Module Union 23C Olympus docked with the ISS . When our work ends here, we go back home to Earth. We fly over the snow-capped peaks of the Caucasus. The rising sun is reflected from the Caspian Sea.
The flash of color, movement and life on the canvas of our amazing world. This is part of the Great Barrier Reef off the east coast of Australia, photographed through the lens of 1200 mm.
All the beauty of Italy, a clear summer night. You can see many beautiful islands that adorn the coast – Capri, Sicily and Malta. Naples and Mount Vesuvius are allocated along the coast.
At the southern end of South America lies the pearl of Patagonia. The amazing beauty of rugged mountains, massive glaciers, fjords and seas combined in perfect harmony.
"Dome" on the side of nadir station gives a panoramic view of our beautiful planet. Fedor made the picture from the window of the Russian docking compartment. In this photo I'm sitting in the dome, preparing the camera for our evening flight over Hurricane Earl.
Florida and southeastern U.S. in the evening. A clear autumn evening, the moonlight over the water and sky, dotted with millions of stars.

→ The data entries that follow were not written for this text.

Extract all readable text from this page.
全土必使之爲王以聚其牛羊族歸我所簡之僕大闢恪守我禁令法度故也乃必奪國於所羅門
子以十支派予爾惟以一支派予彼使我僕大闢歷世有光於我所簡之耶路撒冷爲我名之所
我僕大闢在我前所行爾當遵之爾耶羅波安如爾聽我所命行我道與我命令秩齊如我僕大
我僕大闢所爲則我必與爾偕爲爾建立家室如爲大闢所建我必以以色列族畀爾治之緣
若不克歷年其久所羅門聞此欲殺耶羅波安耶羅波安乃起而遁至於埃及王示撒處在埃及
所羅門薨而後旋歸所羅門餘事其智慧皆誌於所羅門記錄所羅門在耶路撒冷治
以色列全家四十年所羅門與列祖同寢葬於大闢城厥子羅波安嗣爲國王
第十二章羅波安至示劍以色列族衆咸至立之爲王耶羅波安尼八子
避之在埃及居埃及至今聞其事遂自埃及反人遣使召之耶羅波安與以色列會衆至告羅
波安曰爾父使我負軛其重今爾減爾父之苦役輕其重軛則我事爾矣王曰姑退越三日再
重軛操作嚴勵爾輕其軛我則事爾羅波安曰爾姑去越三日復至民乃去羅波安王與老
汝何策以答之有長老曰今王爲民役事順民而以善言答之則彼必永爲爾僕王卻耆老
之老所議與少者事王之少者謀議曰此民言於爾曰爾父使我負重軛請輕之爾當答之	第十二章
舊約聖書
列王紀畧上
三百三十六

Clear starry night over the eastern Mediterranean. The ancient land with a thousand years of history stretching from Athens to Cairo. Historical land of fabulous and alluring island … Athens – Crete – Rhodes – Izmir – Ankara – Cyprus – Damascus – Beirut – Haifa – Amman – Tel Aviv – Jerusalem – Cairo – all of them turned into tiny lights in this cool November night.
In this time of year you can enjoy the beauty of the polar mesospheric clouds. With our high-angle illumination, we were able to capture a thin layer of noctilucent clouds at sunset.